The second pastor, Rev. Campbell, rode the train to Walton from Stamping Ground, near Lexington, Kentucky. Later, after moving to Erlanger, Kentucky, he walked to Walton two Sundays a month and to a church in Beaver, Kentucky on alternate Sundays until a church member gave him a horse to ride.

Rev. J. S. Boles was responsible for the church being in its present location. “There are enough of us to tear down the old church and build a new one.” Donations of materials, labor, and money came from members and others in the community. On May 26, 1922, the present building was dedicated with an all-day meeting and basket dinner on the grounds.

Among Zion’s membership, several men have been called to the ministry, including the Reverends Herbert Baker, Williams C. Johnson, Wilfred David, Jr., Wayne Davis, Stephen Davis, and Douglas Johnson.

Several phase of addition, rebuilding and remodeling have been completed through the membership effort and the help of Almighty God. Since 1972, a baptismal pool, stained glass windows, carpeting, new furnace and air conditioning, a basement lounge, and handicapped accessibility have all been added.

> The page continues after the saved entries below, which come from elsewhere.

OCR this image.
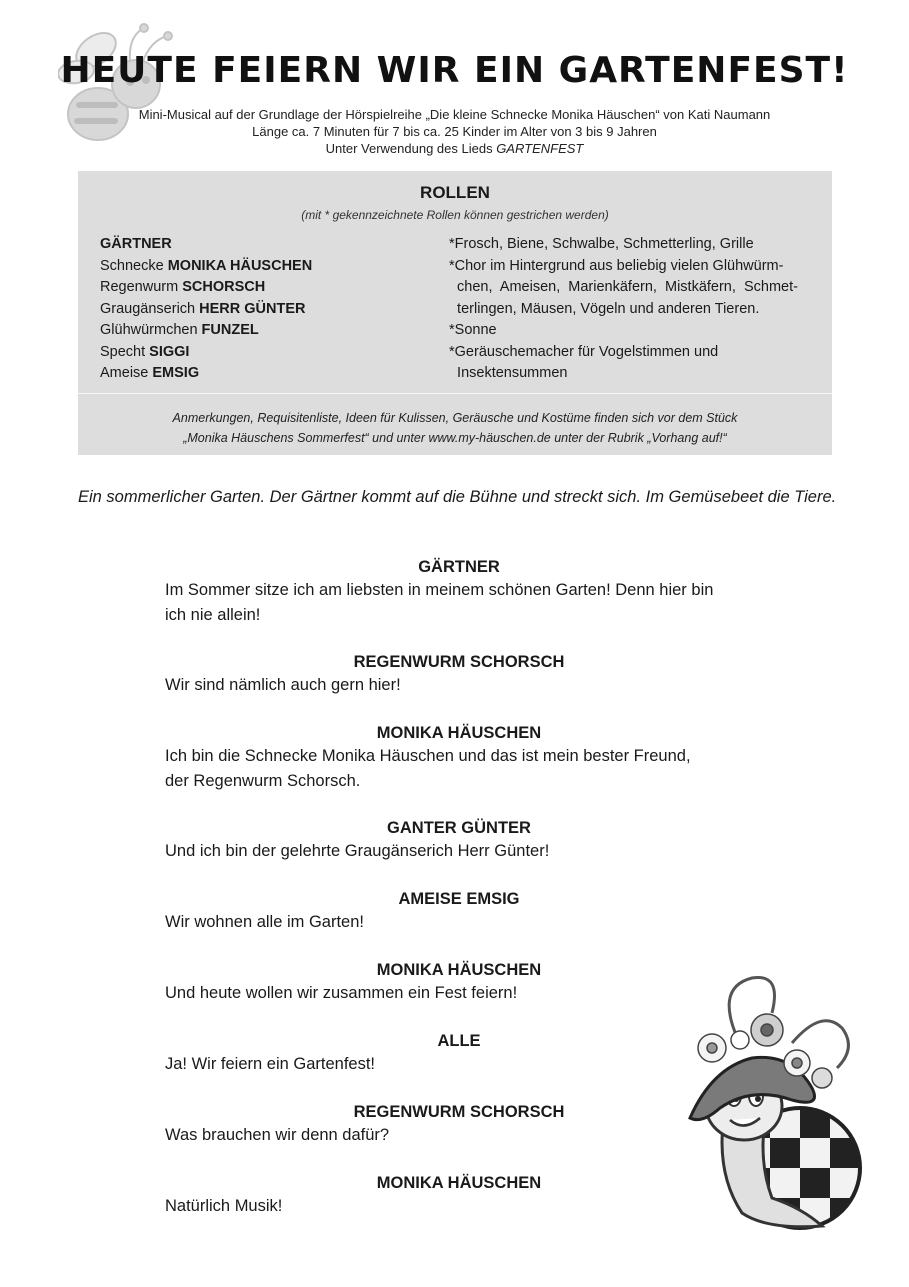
HEUTE FEIERN WIR EIN GARTENFEST!
Mini-Musical auf der Grundlage der Hörspielreihe „Die kleine Schnecke Monika Häuschen“ von Kati Naumann
Länge ca. 7 Minuten für 7 bis ca. 25 Kinder im Alter von 3 bis 9 Jahren
Unter Verwendung des Lieds GARTENFEST
ROLLEN
(mit * gekennzeichnete Rollen können gestrichen werden)
GÄRTNER
Schnecke MONIKA HÄUSCHEN
Regenwurm SCHORSCH
Graugänserich HERR GÜNTER
Glühwürmchen FUNZEL
Specht SIGGI
Ameise EMSIG
*Frosch, Biene, Schwalbe, Schmetterling, Grille
*Chor im Hintergrund aus beliebig vielen Glühwürm-
chen,  Ameisen,  Marienkäfern,  Mistkäfern,  Schmet-
terlingen, Mäusen, Vögeln und anderen Tieren.
*Sonne
*Geräuschemacher für Vogelstimmen und
Insektensummen
Anmerkungen, Requisitenliste, Ideen für Kulissen, Geräusche und Kostüme finden sich vor dem Stück
„Monika Häuschens Sommerfest“ und unter www.my-häuschen.de unter der Rubrik „Vorhang auf!“
Ein sommerlicher Garten. Der Gärtner kommt auf die Bühne und streckt sich. Im Gemüsebeet die Tiere.
GÄRTNER
Im Sommer sitze ich am liebsten in meinem schönen Garten! Denn hier bin
ich nie allein!
REGENWURM SCHORSCH
Wir sind nämlich auch gern hier!
MONIKA HÄUSCHEN
Ich bin die Schnecke Monika Häuschen und das ist mein bester Freund,
der Regenwurm Schorsch.
GANTER GÜNTER
Und ich bin der gelehrte Graugänserich Herr Günter!
AMEISE EMSIG
Wir wohnen alle im Garten!
MONIKA HÄUSCHEN
Und heute wollen wir zusammen ein Fest feiern!
ALLE
Ja! Wir feiern ein Gartenfest!
REGENWURM SCHORSCH
Was brauchen wir denn dafür?
MONIKA HÄUSCHEN
Natürlich Musik!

The current [winter, 2000] pastor is Rev. O. B. Ford. Rosella Porterfield has been church organist for 40 some years and is a trustee and treasurer of the building fund. George Floyd is church treasurer, a deacon, and Sunday school teacher. Ernie Arnold is a trustee and deacon. Melvin Harris is a trustee and Sunday school teacher. Mary Lou Rice is a trustee and treasurer of the Missionary Society. Jo Ann Johnson is a trustee, Vernon Porterfield and John Johnson are deacons. The choir president is Michelle Johnson, Nanette Johnson is president of the Missionary Society and teaches Sunday school. Katherine Kirtley is church secretary, Helen Kennedy is secretary to the Missionary Society. Agnes Sleet has been designated Mother of the Church. Ushers are Barbara Thomas, Katherine, Fred, and Jeana Kirtley, Sonny and Patricia Sechrest.